United Nations Appoints UFO “First Contact”

By Susan Brinkmann, OCDS
Staff Journalist

A Malaysian astrophysicist is set to be appointed by the United Nations as the Earth’s “first contact” should any aliens from outer space decide to pay us a visit.

FoxNews.com is reporting that Mazlan Othman, head of the UN’s Office for Outer Space Affairs (UNOOSA) has been chosen to serve as the contact person should any UFO’s land on earth and ask to be put in contact with a someone of authority.

Professor Othman, who oversaw the Malaysian national space program, has been serving as director of UNOOSA, in charge of projects such as deciding what to do if a large asteroid or comet threatens Earth and  a variety of other issues pertaining to aerospace technologies.

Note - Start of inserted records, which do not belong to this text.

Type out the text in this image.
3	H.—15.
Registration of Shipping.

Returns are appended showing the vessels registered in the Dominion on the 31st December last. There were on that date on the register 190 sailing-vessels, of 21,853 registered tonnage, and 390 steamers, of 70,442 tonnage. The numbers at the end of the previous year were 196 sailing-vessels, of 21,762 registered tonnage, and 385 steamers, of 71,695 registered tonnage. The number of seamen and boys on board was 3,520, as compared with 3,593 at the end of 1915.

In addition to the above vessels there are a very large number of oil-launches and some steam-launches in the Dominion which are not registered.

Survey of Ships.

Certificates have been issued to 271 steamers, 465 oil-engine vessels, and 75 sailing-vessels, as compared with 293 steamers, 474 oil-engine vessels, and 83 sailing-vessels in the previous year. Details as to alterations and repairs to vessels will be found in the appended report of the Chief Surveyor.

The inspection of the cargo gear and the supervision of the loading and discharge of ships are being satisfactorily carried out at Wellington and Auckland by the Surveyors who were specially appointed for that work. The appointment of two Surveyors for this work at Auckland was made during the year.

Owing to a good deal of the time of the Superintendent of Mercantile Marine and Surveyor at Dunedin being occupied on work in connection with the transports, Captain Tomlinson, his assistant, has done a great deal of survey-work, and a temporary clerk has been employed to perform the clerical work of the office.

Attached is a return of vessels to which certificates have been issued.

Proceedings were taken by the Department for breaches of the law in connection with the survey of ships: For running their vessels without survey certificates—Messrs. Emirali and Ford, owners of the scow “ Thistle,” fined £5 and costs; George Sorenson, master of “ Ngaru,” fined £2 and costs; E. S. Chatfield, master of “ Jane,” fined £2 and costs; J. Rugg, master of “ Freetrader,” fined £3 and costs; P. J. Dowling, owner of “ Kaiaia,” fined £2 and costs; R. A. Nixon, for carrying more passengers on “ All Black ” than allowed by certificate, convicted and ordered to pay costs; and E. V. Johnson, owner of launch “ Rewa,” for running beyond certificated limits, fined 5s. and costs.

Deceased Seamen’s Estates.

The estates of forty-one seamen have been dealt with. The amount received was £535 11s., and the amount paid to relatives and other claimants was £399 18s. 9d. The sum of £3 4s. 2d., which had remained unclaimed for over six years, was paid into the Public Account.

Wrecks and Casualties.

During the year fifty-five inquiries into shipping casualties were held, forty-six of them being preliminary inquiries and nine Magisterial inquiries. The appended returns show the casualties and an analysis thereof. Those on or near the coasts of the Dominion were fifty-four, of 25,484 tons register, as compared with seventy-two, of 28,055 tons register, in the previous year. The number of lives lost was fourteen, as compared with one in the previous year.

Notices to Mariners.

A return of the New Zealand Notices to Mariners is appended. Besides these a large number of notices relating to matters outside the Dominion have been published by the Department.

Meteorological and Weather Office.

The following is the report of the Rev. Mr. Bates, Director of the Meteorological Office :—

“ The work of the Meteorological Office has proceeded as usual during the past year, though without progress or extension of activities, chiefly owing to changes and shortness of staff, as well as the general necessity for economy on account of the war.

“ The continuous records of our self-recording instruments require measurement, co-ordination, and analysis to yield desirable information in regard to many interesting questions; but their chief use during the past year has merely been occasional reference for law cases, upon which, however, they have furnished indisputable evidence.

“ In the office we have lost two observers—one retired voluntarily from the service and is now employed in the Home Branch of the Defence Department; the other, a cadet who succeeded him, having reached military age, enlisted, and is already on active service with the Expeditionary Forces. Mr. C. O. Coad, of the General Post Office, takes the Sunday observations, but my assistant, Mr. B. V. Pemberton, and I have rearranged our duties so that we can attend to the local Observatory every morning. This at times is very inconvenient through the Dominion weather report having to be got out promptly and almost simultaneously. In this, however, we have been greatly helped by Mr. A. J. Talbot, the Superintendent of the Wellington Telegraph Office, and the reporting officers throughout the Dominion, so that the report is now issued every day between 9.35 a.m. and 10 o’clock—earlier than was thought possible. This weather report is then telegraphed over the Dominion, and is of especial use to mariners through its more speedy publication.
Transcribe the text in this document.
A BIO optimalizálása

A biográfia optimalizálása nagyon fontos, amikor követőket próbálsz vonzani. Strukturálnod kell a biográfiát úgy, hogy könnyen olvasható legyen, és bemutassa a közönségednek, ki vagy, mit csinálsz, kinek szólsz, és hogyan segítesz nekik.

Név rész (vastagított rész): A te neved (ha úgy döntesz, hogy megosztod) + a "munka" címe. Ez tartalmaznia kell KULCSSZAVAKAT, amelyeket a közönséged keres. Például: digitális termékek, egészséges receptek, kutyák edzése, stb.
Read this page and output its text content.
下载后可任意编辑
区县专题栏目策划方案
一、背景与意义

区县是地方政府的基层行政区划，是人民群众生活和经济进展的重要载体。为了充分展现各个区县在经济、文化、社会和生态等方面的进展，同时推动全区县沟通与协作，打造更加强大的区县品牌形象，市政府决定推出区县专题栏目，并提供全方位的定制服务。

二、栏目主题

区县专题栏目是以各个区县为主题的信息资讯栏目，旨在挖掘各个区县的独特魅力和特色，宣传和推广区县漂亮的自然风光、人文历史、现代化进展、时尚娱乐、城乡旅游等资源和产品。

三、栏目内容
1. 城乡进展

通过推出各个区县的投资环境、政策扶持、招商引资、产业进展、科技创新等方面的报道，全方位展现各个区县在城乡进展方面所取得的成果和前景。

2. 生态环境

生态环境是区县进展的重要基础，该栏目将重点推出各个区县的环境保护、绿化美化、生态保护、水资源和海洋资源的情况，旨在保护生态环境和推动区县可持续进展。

During a talk she recently gave to fellow scientists, Othman said “the continued search for extraterrestrial communication, by several entities, sustains the hope that some day humankind will receive signals from extraterrestrials. When we do, we should have in place a coordinated response that takes into account the sensitivities related to the subject. The U.N. is a ready-made mechanism for such coordination.”

Professor Richard Crowther, a friend of Othman’s and an expert in space law and governance at the U.K. Space Agency, told Fox “Othman is absolutely the nearest thing we have to a ‘take me to your leader’ person.”

However, he believes our first encounter with intelligent aliens is more likely to be in the form of radio or light signals from a distant planet rather than by beings arriving on Earth. Even if we do encounter aliens in the flesh, he believes they are more likely to be microbes than anything intelligent.

The Church’s chief astronomer, Father Jose Funes, S.J., director of the Vatican Observatory, has said that if aliens do exist, Christians should consider them to be an “extraterrestrial borther” and part of God’s creation.

In an article appearing in L’Osservatore Romano in 2008, Fr. Funes said it was difficult to exclude the possibility that intelligent life exists elsewhere in the universe.  His thought is that these life forms probably would be of a kind that do not need oxygen or hydrogen to exist. However, just as God created diverse forms of life on earth, He may also have done so in outer space.

“This is not in contrast with the faith, because we cannot place limits on the creative freedom of God,” he said.  “To use St. Francis’ words, if we consider earthly creatures as ‘brothers’ and ‘sisters,’ why can’t we also speak of an ‘extraterrestrial brother?”

When asked what implications the discovery of alien life might pose for Christian redemption, Fr. Funes cited the parable of the shepherd who left his flock in search of the lost sheep.

“We who belong to the human race could really be that lost sheep, the sinners who need a pastor,” he said.

“God became man in Jesus in order to save us. So if there are also other intelligent beings, it’s not a given that they need redemption. They might have remained in full friendship with their creator.”.

Christ’s incarnation and sacrifice was a unique and unrepeatable event, he said, but believes that if needed, God’s mercy would be offered to aliens just as it was to humans.